Domestic demand remains the primary engine of growth, with further optimization observed in demand-side structure. The service sector contributed 61.8% to GDP growth, continuing its role as a stabilizing force. Notably, industries such as information transmission, software, and IT services expanded by 11.7%, while leasing and business services grew by 8.6%, indicating accelerating momentum in services. The secondary sector accounted for 31.3% of growth, with industrial output up 5.8% year-on-year and manufacturing rising 6.3%, underscoring strong resilience in advanced manufacturing. However, construction declined by 2.3%, dragging down overall industrial performance.

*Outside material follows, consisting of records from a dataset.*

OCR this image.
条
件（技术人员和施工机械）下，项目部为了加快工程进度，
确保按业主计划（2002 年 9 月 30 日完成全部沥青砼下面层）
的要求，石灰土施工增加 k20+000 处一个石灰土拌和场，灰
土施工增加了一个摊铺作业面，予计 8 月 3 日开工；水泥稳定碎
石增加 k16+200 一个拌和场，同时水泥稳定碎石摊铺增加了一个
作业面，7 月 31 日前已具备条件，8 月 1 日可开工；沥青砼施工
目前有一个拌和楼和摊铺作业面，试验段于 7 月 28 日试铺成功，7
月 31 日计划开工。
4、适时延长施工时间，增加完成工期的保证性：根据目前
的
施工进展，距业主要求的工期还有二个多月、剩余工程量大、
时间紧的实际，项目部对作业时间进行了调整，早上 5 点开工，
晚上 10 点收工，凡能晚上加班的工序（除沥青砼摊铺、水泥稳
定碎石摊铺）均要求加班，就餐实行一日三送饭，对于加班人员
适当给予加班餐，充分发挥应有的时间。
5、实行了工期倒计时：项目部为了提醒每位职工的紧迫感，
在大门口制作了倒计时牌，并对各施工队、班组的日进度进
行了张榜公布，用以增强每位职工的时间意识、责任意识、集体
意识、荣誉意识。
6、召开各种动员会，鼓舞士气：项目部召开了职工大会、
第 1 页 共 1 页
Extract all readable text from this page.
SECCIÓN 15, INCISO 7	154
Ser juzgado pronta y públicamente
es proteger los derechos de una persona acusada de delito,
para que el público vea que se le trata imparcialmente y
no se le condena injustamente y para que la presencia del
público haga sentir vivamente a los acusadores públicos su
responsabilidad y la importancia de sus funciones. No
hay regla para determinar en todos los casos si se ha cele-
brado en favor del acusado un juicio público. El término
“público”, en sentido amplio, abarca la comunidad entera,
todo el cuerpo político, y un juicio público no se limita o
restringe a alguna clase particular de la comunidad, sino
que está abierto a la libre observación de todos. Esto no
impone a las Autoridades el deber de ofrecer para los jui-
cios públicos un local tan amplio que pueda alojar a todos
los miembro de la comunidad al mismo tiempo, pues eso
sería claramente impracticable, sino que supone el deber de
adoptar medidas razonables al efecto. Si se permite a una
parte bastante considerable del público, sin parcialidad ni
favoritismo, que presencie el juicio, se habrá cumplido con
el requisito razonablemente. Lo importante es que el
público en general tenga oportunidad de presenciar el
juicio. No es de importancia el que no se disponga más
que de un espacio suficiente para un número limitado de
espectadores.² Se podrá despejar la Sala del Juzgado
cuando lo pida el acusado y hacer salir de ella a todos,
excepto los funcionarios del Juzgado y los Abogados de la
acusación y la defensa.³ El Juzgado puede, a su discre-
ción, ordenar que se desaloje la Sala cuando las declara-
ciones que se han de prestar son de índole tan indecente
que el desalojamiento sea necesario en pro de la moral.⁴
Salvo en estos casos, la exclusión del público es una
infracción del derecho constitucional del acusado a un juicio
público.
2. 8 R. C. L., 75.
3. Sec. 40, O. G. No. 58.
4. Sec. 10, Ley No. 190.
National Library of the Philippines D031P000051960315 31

On the demand side, final consumption expenditure contributed 56.6% to GDP growth—becoming the largest driver—while net exports of goods and services added 24.5%, signaling clear improvement in external demand. Capital formation contributed 18.9%, reflecting moderate investment expansion. Overall, economic growth is gradually shifting from export-driven to domestic-demand-led, demonstrating distinct structural improvements and laying a solid foundation for achieving full-year targets.